Diese Aussage weckte mein Interesse und so ließ ich mir das Buch über Fernleihe kommen. Es gibt in Deutschland nur ein einziges Exemplar, eine Übersetzung von Nickelsen, die 1923 erschien. Als ich das Buch in Händen hatte, stellte ich fest, dass es vor mir noch niemand gelesen hatte. Die Seiten waren nicht einmal aufgeschnitten. Ich stellte aber auch fest, dass es eines der faszinierendsten Bücher ist, die ich je gelesen habe. Die ursprüngliche Fassung ist in Persisch geschrieben, in einer sehr verschlüsselten Sprache mit vielen Bedeutungsebenen. Offensichtlich geht es um die Vermittlung eines Codes innerhalb eines Ordens. Im Schlusskapitel setzt Hujwiri sich mit dem Erlebnis des Hörens auseinander. Er erörtert das gemeinsame Hören von Tönen als spirituelles Erlebnis der Sufi-Zusammenkunft. Aus dem Indischen kenne ich die ungeheuer komplexe Philosophie über die Entstehung von Gedanken und Sprache durch Hören. Aber ich wusste nicht, dass es eine Entsprechung im islamischen Bereich gibt. Genau wie die Inder klassifiziert Hujwiri das Hören als höchste Sinneserfahrung. Sein Buch ist für mich ein zentraler Text der Menschheitsgeschichte, der eigentlich in jedem philosophischen Seminar gelesen werden sollte. Aber leider kennt ihn niemand.

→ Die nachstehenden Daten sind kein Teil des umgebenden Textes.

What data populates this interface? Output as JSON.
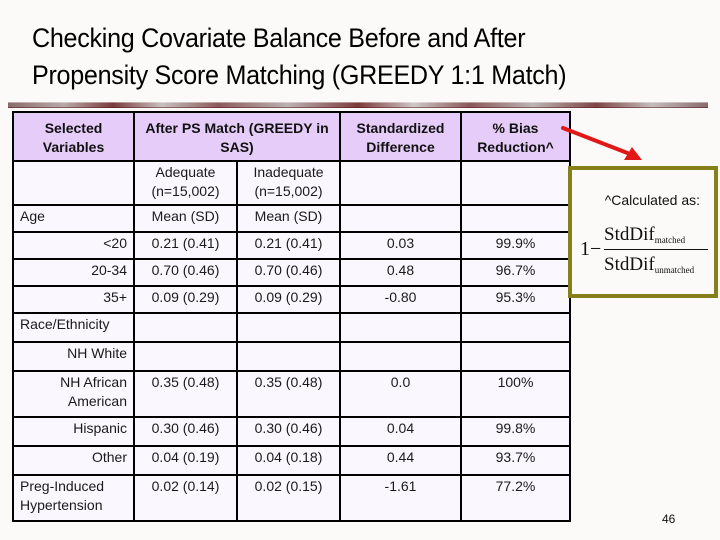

Quelle privat, ©Peter Pannke

*  * *

Als ich dieses Interview las, schien es mir zunächst wie eine Bestätigung meiner schlichten These von der kulturellen Prägung des Hörens. Um so mehr interessierte es mich, als es dann in eine andere, subjektiv orientierte Richtung weiterging:

 Ich mache immer wieder die Erfahrung, dass es innerhalb jeder Kultur Menschen gibt, die einen spontanen Zugang haben zu dieser Musik und sie entschlüsseln können, also die kalligrafische Bewegung der Töne in einem dreidimensionalen Raum wahrnehmen. Anderen gelingt das nicht. Sie hören nur eine Monotonie. Dieser Unterschied ist nicht kulturell bedingt, sondern hängt vom Einzelnen ab.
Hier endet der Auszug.